Rezension

Das Buch lebt von seiner Atmosphäre

Die kleinen Wunder von Mayfair - Robert Dinsdale

Die kleinen Wunder von Mayfair
von Robert Dinsdale

Eine Anzeige spült die junge Cathy Wray in einen Londoner Spielzeugladen. Schwanger und verloren findet sie dort eine neue Heimat - mitten zwischen magischen Papierbäumen, lebenden Soldaten und galoppierenden Schaukelpferden. Und den zwei Söhnen des Eigentümers, die ständig miteinander konkurrieren.

 

Roberts Dinsdales Werk ist ein eigenständiger Roman, der Anfang des 20. Jahrhunderts spielt. Die  ersten Seiten waren magisch. Die frostige Stimmung, die sofort Eisblumen an die Scheiben  meines Geistes zauberte, verhieß  ein wundervolles Buch zum hineinträumen und  darin verweilen. Sobald ich gemeinsam mit Cathy „Papa Jacks Emporium“ betreten hatte, verfing ich mich in einer Welt voller Wunder und voller magischem Spielzeug, das Kinderherzen höher schlagen lässt.  Ich glaube, die Atmosphäre war es, die mir so unglaublich gut gefiel. Sie kribbelte in meinen Fingern und ich hatte plötzlich das unbändige Verlangen nach heißer Milch und Keksen. Und so war die erste Hälfte des Buches rasch gelesen.

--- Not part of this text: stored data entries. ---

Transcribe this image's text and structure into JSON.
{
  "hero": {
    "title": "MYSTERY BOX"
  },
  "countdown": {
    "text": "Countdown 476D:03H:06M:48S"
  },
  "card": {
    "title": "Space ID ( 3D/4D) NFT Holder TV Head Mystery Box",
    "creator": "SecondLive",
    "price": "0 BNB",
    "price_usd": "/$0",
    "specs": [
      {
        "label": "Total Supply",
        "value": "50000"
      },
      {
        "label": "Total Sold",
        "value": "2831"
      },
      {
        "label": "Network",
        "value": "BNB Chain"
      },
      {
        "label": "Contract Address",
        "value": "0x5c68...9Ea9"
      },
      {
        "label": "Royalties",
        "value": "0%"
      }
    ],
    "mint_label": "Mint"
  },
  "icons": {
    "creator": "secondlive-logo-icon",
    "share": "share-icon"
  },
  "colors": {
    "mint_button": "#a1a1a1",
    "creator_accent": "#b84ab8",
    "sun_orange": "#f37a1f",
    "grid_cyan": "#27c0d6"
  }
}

Cathy ist ein junges Mädchen, das einen Platz sucht, an den sie gehört. Insofern kann ich sie gut nachvollziehen, obwohl sie für mich ein bisschen blass und formlos blieb. Ich hatte das ganze Buch über kein festes Bild von ihr vor Augen. Der Autor legte eh sehr viel mehr Wert auf die kleinen und großen Wunder des Emporiums und seine wundersame Struktur. Die Spielzeuge verleihen dem Buch meiner Meinung nach sein Herz! Und die beiden Söhne und ihr unbeirrbarer Konkurrenzkampf seine Seele. Das diese Seele nicht immer hell und strahlend sein kann, scheint klar zu sein. Kaspar und Emil haben das Spielzeughandwerk von ihrem Vater gelernt und wetteifern nun darum, wer der bessere ist. Dieser  Konflikt eskaliert im Buch immer weiter und nimmt ungeahnte Ausmaße an, besonders als der Krieg England und das Emporium erschüttert.

Einerseits fand ich die sich wandelnde Stimmung gut und wichtig für das Buch. Dinsdale beweist uns damit, dass er nicht nur eine fantastische Traumwelt beschreiben kann, sondern auch die Abgründe von Seelen, die zerrüttet und wieder zusammengesetzt worden sind - und das ohne das Geschick und die liebevolle Hand eines Spielzeugmachers. Die zweite Hälfte des Buches stellt sich folglich viel düsterer dar.

Das Buch lebt eigentlich durch den Zusammenschnitt der unterschiedlichen Atmosphären und durch das Spielzeug, das mich vor allen Dingen im ersten Teil des Buch begeisterte).

Kritisch muss ich jedoch anmerken, dass ich nicht in die Tiefen des Buches gesogen wurde, sondern nur an der Oberfläche schwamm. Spannung kam bei mir leider nur wenig auf. Und die Wendung am Schluss war für mich ein bisschen plötzlich - und zu kurz ausgebaut.

 

Was bleibt ist ein Buch, das wunderbar mit Wundern und Stimmungen zu spielen vermag. Spannung kommt jedoch selten auf und wer nur frostige Wunder erwartet, der sei an dieser Stelle gewarnt. Die seelischen Abgründe verbergen sich auch zwischen vielen kleinen Wundern! 4 Sterne bekommt dieses Buch von mir.